Prof Mason and her colleagues filtered their dyed samples and then counted every piece larger than 100 microns – roughly the diameter of a human hair.
Particles smaller than 100 microns – and down to a size of 6.5 microns – were much more numerous (an average of 314 per litre) and were counted using a technique developed in astronomy for totalling the number of stars in the night sky.
In one bottle of Nestlé Pure Life, concentrations were as high as 10,000 plastic pieces per litre of water. Of the 259 bottles tested, only 17 were free of plastics, according to the study.
What is the consequence of plastics in bottled water?
The issue is that the long term effects of the microplastic particles is not yet known.
The brands who’s water was tested pointed out that there is an absence of any regulations on microplastics and a lack of standardised methods of testing for them.
Currently, there is no evidence that ingesting very small pieces of plastic (microplastics) can cause harm, but understanding the potential implications is an active area of science.

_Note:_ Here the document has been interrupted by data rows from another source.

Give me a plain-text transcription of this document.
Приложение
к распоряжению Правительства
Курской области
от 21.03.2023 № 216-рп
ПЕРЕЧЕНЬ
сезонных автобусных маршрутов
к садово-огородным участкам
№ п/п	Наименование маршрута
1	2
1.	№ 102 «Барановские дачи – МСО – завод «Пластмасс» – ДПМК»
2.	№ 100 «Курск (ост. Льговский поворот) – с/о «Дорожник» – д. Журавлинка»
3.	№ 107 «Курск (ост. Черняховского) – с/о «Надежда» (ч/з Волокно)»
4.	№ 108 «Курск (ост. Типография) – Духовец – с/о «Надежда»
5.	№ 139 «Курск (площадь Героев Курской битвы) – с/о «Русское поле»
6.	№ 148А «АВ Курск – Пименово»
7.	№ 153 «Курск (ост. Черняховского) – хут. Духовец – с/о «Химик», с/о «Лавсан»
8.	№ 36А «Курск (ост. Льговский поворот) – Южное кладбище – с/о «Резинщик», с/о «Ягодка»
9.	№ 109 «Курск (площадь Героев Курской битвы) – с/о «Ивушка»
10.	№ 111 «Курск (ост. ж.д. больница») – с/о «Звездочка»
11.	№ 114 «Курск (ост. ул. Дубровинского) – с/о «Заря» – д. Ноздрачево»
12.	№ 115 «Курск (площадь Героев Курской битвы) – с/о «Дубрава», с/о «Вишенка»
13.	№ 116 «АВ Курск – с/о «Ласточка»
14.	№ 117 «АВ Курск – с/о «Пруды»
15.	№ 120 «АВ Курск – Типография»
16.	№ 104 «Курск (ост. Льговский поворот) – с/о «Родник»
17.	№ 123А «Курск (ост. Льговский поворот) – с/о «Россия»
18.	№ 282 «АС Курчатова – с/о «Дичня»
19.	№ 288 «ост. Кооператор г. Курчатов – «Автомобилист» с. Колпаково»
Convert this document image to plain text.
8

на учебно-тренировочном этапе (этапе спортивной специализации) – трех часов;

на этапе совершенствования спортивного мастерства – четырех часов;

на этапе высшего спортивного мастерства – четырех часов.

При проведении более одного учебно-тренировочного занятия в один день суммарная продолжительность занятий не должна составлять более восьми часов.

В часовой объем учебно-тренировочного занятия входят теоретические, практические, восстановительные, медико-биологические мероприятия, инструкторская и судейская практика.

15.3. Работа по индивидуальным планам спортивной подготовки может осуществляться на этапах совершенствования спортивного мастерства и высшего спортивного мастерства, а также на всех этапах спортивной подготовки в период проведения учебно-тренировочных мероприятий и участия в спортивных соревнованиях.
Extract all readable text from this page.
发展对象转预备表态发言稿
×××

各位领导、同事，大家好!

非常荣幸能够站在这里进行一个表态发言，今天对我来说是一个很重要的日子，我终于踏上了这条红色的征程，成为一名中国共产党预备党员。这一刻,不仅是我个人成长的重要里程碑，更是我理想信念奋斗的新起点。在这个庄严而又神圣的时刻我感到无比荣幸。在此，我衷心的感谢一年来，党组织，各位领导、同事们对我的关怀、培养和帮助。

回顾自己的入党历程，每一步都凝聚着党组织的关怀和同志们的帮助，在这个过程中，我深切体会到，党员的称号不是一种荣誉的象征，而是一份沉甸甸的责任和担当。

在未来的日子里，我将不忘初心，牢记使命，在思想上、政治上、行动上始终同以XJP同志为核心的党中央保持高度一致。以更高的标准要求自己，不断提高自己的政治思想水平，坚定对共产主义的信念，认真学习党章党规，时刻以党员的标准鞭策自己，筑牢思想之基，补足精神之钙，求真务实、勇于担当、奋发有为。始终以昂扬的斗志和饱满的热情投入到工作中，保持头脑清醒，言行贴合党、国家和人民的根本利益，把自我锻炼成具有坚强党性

Bruce Gordon, from the WHO, told the BBC: “When we think about the composition of the plastic, whether there might be toxins in it, to what extent they might carry harmful constituents, what actually the particles might do in the body – there’s just not the research there to tell us.
“We normally have a ‘safe’ limit but to have a safe limit, to define that, we need to understand if these things are dangerous, and if they occur in water at concentrations that are dangerous.”
Around 480bn plastic bottles were sold globally in 2016 – that’s a million bottles per minute or 20,000 per second.